10.01.2008 0

Political Speculators

  • On: 10/14/2008 13:24:08
  • In: Energy Crisis, Global Warming Fraud, and the Environment
  • The Wall Street Journal Editorial
    June 24th, 2008

    “Every dogma has its day, and so it is with the posturing that blames the run-up in oil prices on ‘speculators.’ The new political consensus is that further ‘common-sense regulation’ of the energy futures market is necessary. Let’s grant that the sentiment is common, but the sense – like the evidence – is nonexistent.

    “On Sunday, Barack Obama rolled out a proposal that will supposedly thwart market manipulation by ‘a few energy lobbyists and speculators.’ John McCain chimed in that Mr. Obama was merely following his lead; last week, the Republican denounced ‘some people on Wall Street’ for ‘gaming the system.’ If there’s a Congressman who isn’t calling for his own crackdown, he’s gone into witness protection. And sure enough, even this week’s impromptu oil summit in Jeddah blamed ‘speculators’ for high prices.

    “The futures market may be a convenient scapegoat, but it’s simply a price discovery mechanism. Major energy consumers – refiners, airlines – buy and sell these contracts to lock in goods at a future price, as a hedge against volatility. Essentially, they’re guesses about coming oil supply and demand, as well as the rate of inflation. The political theory is that such futures trading is creating a bubble in the spot market (i.e., oil purchased for immediate delivery) beyond oil fundamentals. Thus, $4 gas.

    “But there’s no inherent reason to ‘bet’ that commodities will go up rather than down. Bet wrong – place all your chips on red, say – and you lose. If a company purchases the future right to buy oil at $140 a barrel and it instead sells for $130, the option is worthless. Besides, somebody has to take the other side of any futures contract: Some are trying to predict where the price will go in the future, while the other side is attempting to sell its future price risk. But no one knows how things will end up.

    “Mr. McCain calls such exchanges ‘reckless wagering.’ But speculators – normally known as ‘traders’ – are really managing the exposure risks of American businesses to higher oil prices. Traders not affiliated with major producers or consumers provide liquidity to the market. Without the second group, futures markets would be determined exclusively by commercial participants. Another word for this is a cartel.

    “One omnipresent talking point is that the so-called ‘Enron loophole’ must be closed. A provision inserted in legislation in 2000 exempted certain oil contract exchanges where transactions were made via computer and telephone, rather than on a trading floor, from regulations that govern other exchange-traded commodities. But Congress ended that practice as part of its most recent farm bill, and there’s no evidence that ‘over the counter’ trading has caused the increase in oil prices. The political enthusiasm seems to arise solely from the word ‘Enron.’

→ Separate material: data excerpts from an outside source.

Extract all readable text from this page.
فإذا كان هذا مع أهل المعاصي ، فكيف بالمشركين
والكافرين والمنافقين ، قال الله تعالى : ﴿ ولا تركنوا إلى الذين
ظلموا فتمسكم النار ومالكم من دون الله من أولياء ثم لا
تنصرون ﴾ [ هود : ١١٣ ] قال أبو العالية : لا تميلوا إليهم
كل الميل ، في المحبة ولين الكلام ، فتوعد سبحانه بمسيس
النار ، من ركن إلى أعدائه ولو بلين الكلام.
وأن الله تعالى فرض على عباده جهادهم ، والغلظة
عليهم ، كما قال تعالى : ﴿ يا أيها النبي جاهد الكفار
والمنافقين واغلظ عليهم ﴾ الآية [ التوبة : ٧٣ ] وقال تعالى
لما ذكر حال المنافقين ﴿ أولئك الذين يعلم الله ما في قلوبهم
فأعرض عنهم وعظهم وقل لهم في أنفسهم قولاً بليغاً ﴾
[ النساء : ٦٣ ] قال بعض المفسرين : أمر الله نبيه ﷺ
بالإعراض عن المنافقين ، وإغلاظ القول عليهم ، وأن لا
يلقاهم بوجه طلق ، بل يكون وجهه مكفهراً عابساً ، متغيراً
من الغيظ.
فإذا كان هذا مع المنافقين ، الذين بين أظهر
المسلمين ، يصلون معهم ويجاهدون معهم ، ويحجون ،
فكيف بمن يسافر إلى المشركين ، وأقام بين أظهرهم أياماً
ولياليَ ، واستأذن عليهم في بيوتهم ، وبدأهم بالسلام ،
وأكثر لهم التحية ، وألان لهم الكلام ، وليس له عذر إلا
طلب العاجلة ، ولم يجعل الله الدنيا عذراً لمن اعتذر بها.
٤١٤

    “Mr. Obama and his fellow Democrats are also exercised because the U.S. Commodity Futures Trading Commission (CFTC) doesn’t directly oversee U.S. subsidiaries of foreign exchanges. For instance, the global futures market of London-based Intercontinental Exchange is regulated by the U.K. Financial Services Authority. But the FSA has extensive information-sharing agreements with the CFTC. It also has similar standards for the daily position and trade monitoring that ensures market integrity and transparency. In this global business, some of the more stringent antispeculation proposals would merely divert futures trading to Dubai or less regulated exchanges.

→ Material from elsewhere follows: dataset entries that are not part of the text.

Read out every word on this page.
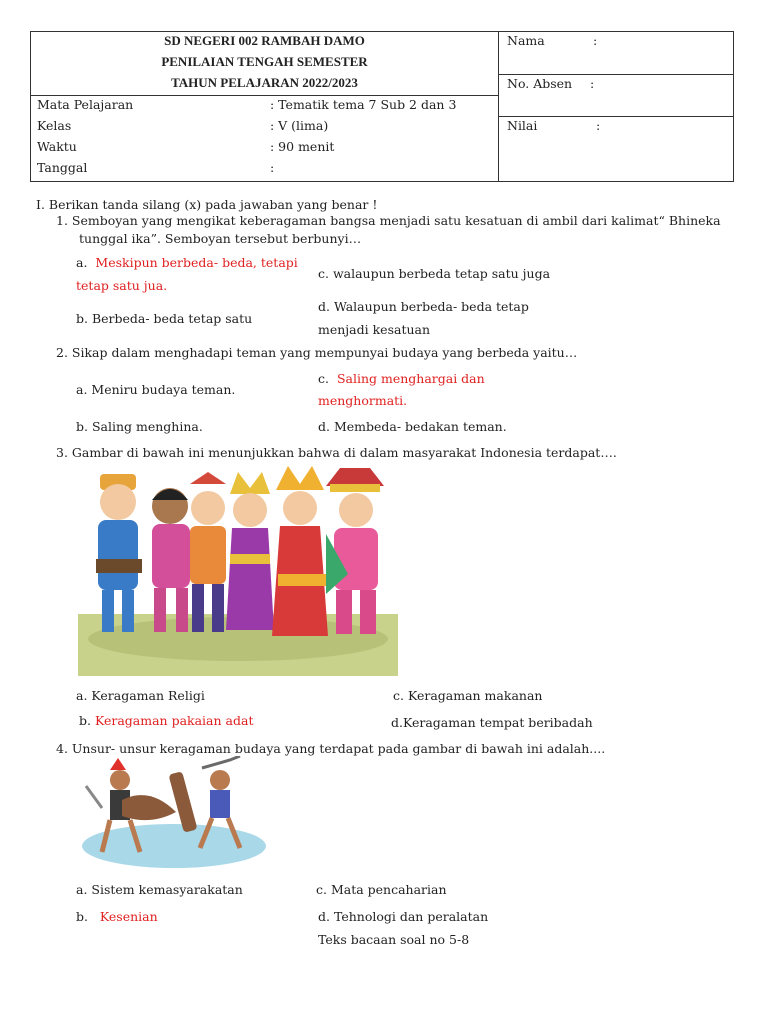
SD NEGERI 002 RAMBAH DAMO
PENILAIAN TENGAH SEMESTER
TAHUN PELAJARAN 2022/2023
Mata Pelajaran	: Tematik tema 7 Sub 2 dan 3
Kelas	: V (lima)
Waktu	: 90 menit
Tanggal	:
Nama	:
No. Absen :
Nilai	:
I. Berikan tanda silang (x) pada jawaban yang benar !
1. Semboyan yang mengikat keberagaman bangsa menjadi satu kesatuan di ambil dari kalimat“ Bhineka
tunggal ika”. Semboyan tersebut berbunyi…
a. Meskipun berbeda- beda, tetapi
tetap satu jua.
b. Berbeda- beda tetap satu
c. walaupun berbeda tetap satu juga
d. Walaupun berbeda- beda tetap
menjadi kesatuan
2. Sikap dalam menghadapi teman yang mempunyai budaya yang berbeda yaitu…
a. Meniru budaya teman.
b. Saling menghina.
c. Saling menghargai dan
menghormati.
d. Membeda- bedakan teman.
3. Gambar di bawah ini menunjukkan bahwa di dalam masyarakat Indonesia terdapat….
a. Keragaman Religi
b. Keragaman pakaian adat
c. Keragaman makanan
d.Keragaman tempat beribadah
4. Unsur- unsur keragaman budaya yang terdapat pada gambar di bawah ini adalah....
a. Sistem kemasyarakatan
b. Kesenian
c. Mata pencaharian
d. Tehnologi dan peralatan
Teks bacaan soal no 5-8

    “Another supposed problem is the rise of commodity index funds, a newer market that is estimated at anywhere from $140 billion to $250 billion. Michael Masters, a Virgin Islands-based fund manager who has the ear of Democrats, blames pension funds and university endowments. He calls them ‘index speculators.’ Essentially, these investors buy futures and roll them from month to month as they come due, allowing a constant investment without holding oil or natural gas stocks.

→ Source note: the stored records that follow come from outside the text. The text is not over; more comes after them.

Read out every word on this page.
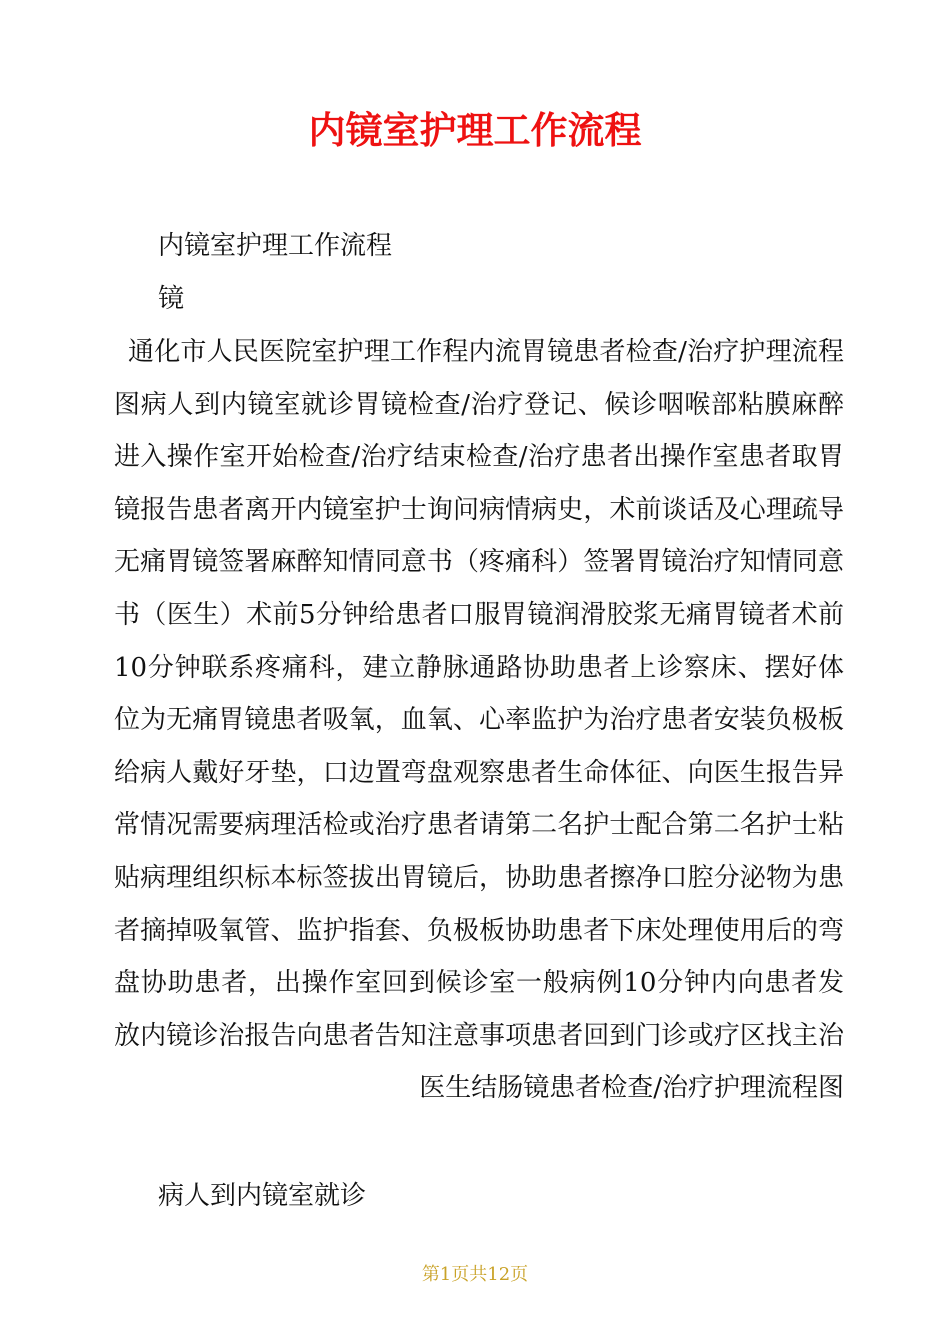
内镜室护理工作流程
内镜室护理工作流程
镜
通化市人民医院室护理工作程内流胃镜患者检查/治疗护理流程图病人到内镜室就诊胃镜检查/治疗登记、候诊咽喉部粘膜麻醉进入操作室开始检查/治疗结束检查/治疗患者出操作室患者取胃镜报告患者离开内镜室护士询问病情病史，术前谈话及心理疏导无痛胃镜签署麻醉知情同意书（疼痛科）签署胃镜治疗知情同意书（医生）术前5分钟给患者口服胃镜润滑胶浆无痛胃镜者术前10分钟联系疼痛科，建立静脉通路协助患者上诊察床、摆好体位为无痛胃镜患者吸氧，血氧、心率监护为治疗患者安装负极板给病人戴好牙垫，口边置弯盘观察患者生命体征、向医生报告异常情况需要病理活检或治疗患者请第二名护士配合第二名护士粘贴病理组织标本标签拔出胃镜后，协助患者擦净口腔分泌物为患者摘掉吸氧管、监护指套、负极板协助患者下床处理使用后的弯盘协助患者，出操作室回到候诊室一般病例10分钟内向患者发放内镜诊治报告向患者告知注意事项患者回到门诊或疗区找主治医生结肠镜患者检查/治疗护理流程图
病人到内镜室就诊
第1页共12页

    “Yet these financial instruments are only new in the sense that they apply traditional stock-market indexing to commodities. It’s hard to see how this is irresponsible, and if anything it’s the reverse: Indexing is favored by investors who think it’s imprudent to gamble on short-term price swings.

    * * *

    “On the other hand, inflation does lead to a misallocation of resources, so it’s not surprising that the Federal Reserve’s weak dollar policy has driven investors to commodities to protect themselves. Loose monetary policy has caused price jumps across nearly all commodities, including surges in grains and precious and base metals. The Fed’s rate-cut bender is the most important reason oil is up so sharply since last August.

    “The other major factor is supply and demand, as prosaic as that might seem amid today’s political agitation. Energy consumption is surging in China and India, and global supply is not growing fast enough to keep up. Congress could do something useful if it opened up America’s vast natural resources, which are blocked by environmentalist romanticism. But then, it’s so much easier to shoot the price messengers.